Por Thaís Vidal
A Berlinale é historicamente um festival bastante político e os filmes exibidos apresentam, se não posicionamentos diretos, reflexões políticas importantes. Um aspecto bastante destacado nessa edição foi a posição contrária à guerra na Ucrânia. Além de todos os profissionais de produção usarem um bótom com o urso de outro, símbolo maior do Festival e da cidade de Berlim, com as cores amarela azul, houve falas e pronunciamentos em oposição à situação em algumas sessões do Festival.
Entre os dias 16 e 26 de fevereiro, centenas de sessões em cinemas espalhados por toda a cidade e maravilhosamente ocupadas por cidadãos berlinenses, além dos diversos profissionais que lotam a cidade no período do Festival. Ao público alemão, me parece, interessa-lhes fortemente o que outros países, dos mais diversos, estão produzindo no cinema e isso é fascinante.
Muitos dos filmes exibidos, sobretudo nas sessões de Curtas, Fórum e Panorama, trouxeram mulheres diretoras, o que nos destaca uma força de transformação no cenário internacional. Dos filmes brasileiros, metade foram dirigidos ou co-dirigidos por mulheres, destacando Infantaria, curta premiado pela Mostra Generation, dirigido pela alagoana Laís Santos Araújo.
Destaco também, dentro da programação, um ponto de congruência que observei na produção: filmes voltados à construção de protagonistas femininas consistentes e seus conflitos. São histórias diversas mas que refletem sentimentos, angústias, vidas e problemas do universo das mulheres, meninas em suas diversas gerações e identidades em formação. Alguns deles foram o português Cidade Habat, de Susana Nobre, o espanhol Mátria, de Álvaro Gago. O longa português Mal Viver, de João Canijo. Os curtas brasileiros Miçangas e Infantaria.
Ainda nesse universo feminista, destaco, trazendo outros pontos relevantes, os filmes 20.000 espécies de abelhas, espanhol, de Estibaliz Urresola Solaguren, que acabou por garantir a Sofía Otero o prêmio de melhor atriz trazendo uma espécie de coming of age de une menine transgênero no recorte de sua infância. E o filme And me, I’m dancing too, do iraniano Mohammad Valizadegan, que traz uma protagonista com o único desejo de poder dançar em um país onde as mulheres são impedidas de fazê-lo.
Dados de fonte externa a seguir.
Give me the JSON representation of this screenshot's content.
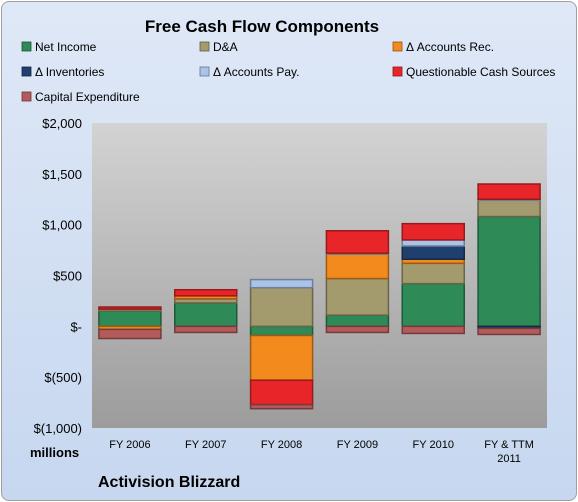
{
  "chart_data": {
    "type": "bar",
    "stacked": true,
    "title": "Free Cash Flow Components",
    "categories": [
      "FY 2006",
      "FY 2007",
      "FY 2008",
      "FY 2009",
      "FY 2010",
      "FY & TTM 2011"
    ],
    "series": [
      {
        "name": "Net Income",
        "color": "#2e8b57",
        "values": [
          150,
          230,
          -90,
          110,
          420,
          1080
        ]
      },
      {
        "name": "D&A",
        "color": "#a39a6e",
        "values": [
          20,
          40,
          380,
          360,
          200,
          160
        ]
      },
      {
        "name": "Δ Accounts Rec.",
        "color": "#f28a1e",
        "values": [
          -30,
          30,
          -440,
          240,
          40,
          0
        ]
      },
      {
        "name": "Δ Inventories",
        "color": "#1f3f6e",
        "values": [
          0,
          0,
          0,
          0,
          130,
          -20
        ]
      },
      {
        "name": "Δ Accounts Pay.",
        "color": "#a9c4e8",
        "values": [
          0,
          0,
          80,
          10,
          60,
          10
        ]
      },
      {
        "name": "Questionable Cash Sources",
        "color": "#e8262a",
        "values": [
          20,
          60,
          -240,
          220,
          160,
          150
        ]
      },
      {
        "name": "Capital Expenditure",
        "color": "#b35a5a",
        "values": [
          -90,
          -60,
          -40,
          -60,
          -70,
          -60
        ]
      }
    ],
    "yticks": [
      -1000,
      -500,
      0,
      500,
      1000,
      1500,
      2000
    ],
    "ytick_labels": [
      "$(1,000)",
      "$(500)",
      "$-",
      "$500",
      "$1,000",
      "$1,500",
      "$2,000"
    ],
    "ylim": [
      -1000,
      2000
    ],
    "units_label": "millions",
    "legend_position": "top",
    "grid": false
  },
  "company_label": "Activision Blizzard"
}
Ainda observando filmes como atos políticos posicionados, como o citado curta iraniano, no qual, ao colocar a própria atriz dançando na rua, os realizadores demarcam uma denúncia concreta e bastante arriscada contra seu estado, cito o documentário Llamadas desde Moscú, do cubano Luís Alejandro Yero, que apresenta imigrantes cubanos gays vivendo na Rússia aos primeiros sinais da guerra contra a Ucrânia e a relação opressora do espaço e da falta de identidade que enfrentam por terem saído de Cuba, pelas necessidades de fugir de seu país, em crise.
Por fim, um outro documentário que conecta a força de uma personagem feminina dentro de um contexto passível de questões quanto à figura da mulher como cuidadora, o documentário La memoria eterna, de Maite Alberdi, documentário chileno emocionante que acompanha a importante atriz chilena Paulina Urrutia e seu marido o jornalista Augusto Góngora, a quem ela cuida já idoso e com Alzheimer.
O filme constrói a partir da ausência de memória dele, a própria memória do homem que ele foi, um jornalista que serviu a seu país como comunicador e crítico à ditadura de Pinochet e que escreveu e refletiu sobre memória, conflitos e justiça. Apesar de acompanharmos a memória dele ser construída através dela num ato de completo amor e cuidado, é inegável a força da personagem da vida real que decide cuidar.
Esses são alguns destaques a partir de um pequeno recorte da programação mas que me possibilitaram inferir sobre um certo olhar, um panorama das sessões e seus aspectos.
A Berlinale é um grande festival e espero em breve voltar pra lá!